Sans se révéler aussi dynamique que son Taxi Téhéran, autre oeuvre de résistance, primée à Berlin, Trois visages porte l’empreinte d’humour et de liberté du cinéaste, qui filme ici des vaches et des taureaux dont les beuglements ponctuent le fond sonore de joyeuse façon. Entre les villageois aussi bornés qu’accueillants, affairés à de mystérieux rituels, la détermination de l’apprentie actrice, les soucis de ces éleveurs de bovins et les coups de klaxon codifiés au détour des routes, Panahi brosse ses portraits.
Le cinéaste du Cercle n’avait pas attendu le mouvement #MeToo avant d’aborder de plein fouet le féminisme.

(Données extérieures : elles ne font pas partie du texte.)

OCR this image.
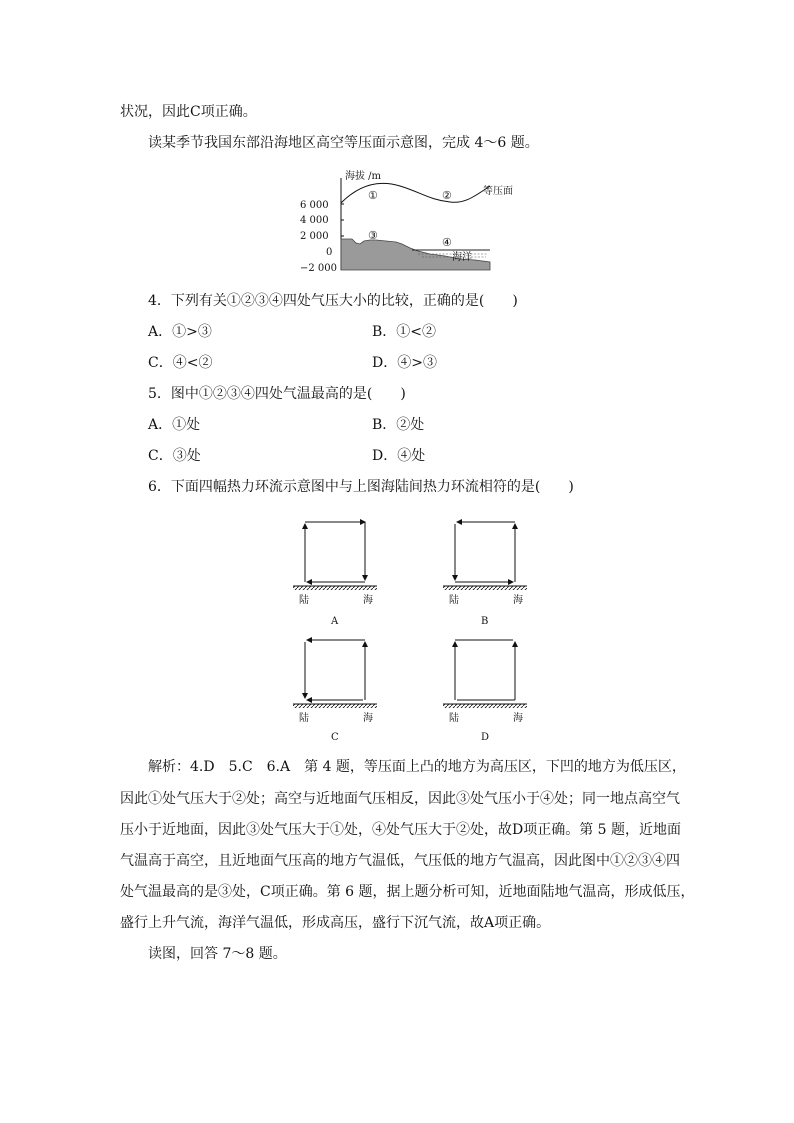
状况，因此C项正确。
读某季节我国东部沿海地区高空等压面示意图，完成 4～6 题。
海拔 /m
6 000
4 000
2 000
0
−2 000
海洋
等压面
①	②
③
④
4．下列有关①②③④四处气压大小的比较，正确的是(　　)
A．①>③	B．①<②
C．④<②	D．④>③
5．图中①②③④四处气温最高的是(　　)
A．①处	B．②处
C．③处	D．④处
6．下面四幅热力环流示意图中与上图海陆间热力环流相符的是(　　)
陆	海
A
陆	海
B
陆	海
C
陆	海
D
解析：4.D　5.C　6.A　第 4 题，等压面上凸的地方为高压区，下凹的地方为低压区，
因此①处气压大于②处；高空与近地面气压相反，因此③处气压小于④处；同一地点高空气
压小于近地面，因此③处气压大于①处，④处气压大于②处，故D项正确。第 5 题，近地面
气温高于高空，且近地面气压高的地方气温低，气压低的地方气温高，因此图中①②③④四
处气温最高的是③处，C项正确。第 6 题，据上题分析可知，近地面陆地气温高，形成低压，
盛行上升气流，海洋气温低，形成高压，盛行下沉气流，故A项正确。
读图，回答 7～8 题。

« Presque tous ses films sont centrés sur la question féminine depuis le début, déclare Mastaneh Mohajer. Il a influé sur la condition de la femme non seulement en Iran, mais aussi à travers le monde à l’heure où le sujet n’était pas aussi chaud qu’aujourd’hui. Sur les trois générations de femmes du film, la vieille artiste est invisible, montrant que la présence physique peut être éliminée par le régime et par le temps, tout en demeurant dans les esprits. La génération du présent possède du pouvoir et prend des décisions. Celle du futur rencontre des difficultés, mais doit se battre. Jafar entend donner aux femmes cette énergie de la bataille. Chaque fois que j’ai travaillé avec lui, je me suis sentie plus forte. Nous trois, assises ici devant vous, témoignons de ce pouvoir qu’il donne aux femmes. Tel est son message aux Iraniens et au monde. »
Jafar Panahi est un artiste qui n’a jamais travaillé dans des conditions standards, même avant les restrictions
Behnaz Jafari est une vedette de la scène et de l’écran en Iran, qui joue un peu ici son propre rôle. « Je suis souvent sollicitée, dit-elle. Les jeunes pensent que, comme actrice connue, je peux transmettre leurs messages, mieux reçu par ma bouche que par la leur, mais je suis plutôt farouche de tempérament. Dans la scène de confrontation avec la jeune fille, je devais m’adresser à elle gentiment, mais j’ai protesté devant Jafar : “Ça ne me ressemble pas !” Alors, je l’ai fait à ma façon, en plus violent, mais ces débordements m’ont vraiment plu. »
La jeune Marzieh Rezaei s’est passionnée pour son propre personnage. « J’ai étudié l’art dramatique à l’université, et plusieurs de mes collègues rencontraient les mêmes problèmes que dans le film, précise-t-elle. Les garçons devaient trouver une façon de gagner leur vie. Des traditions ancrées mettaient des bâtons dans les roues des filles. Ce film ressemble à la vie. »
Notre journaliste séjourne à Cannes à l’invitation du Festival.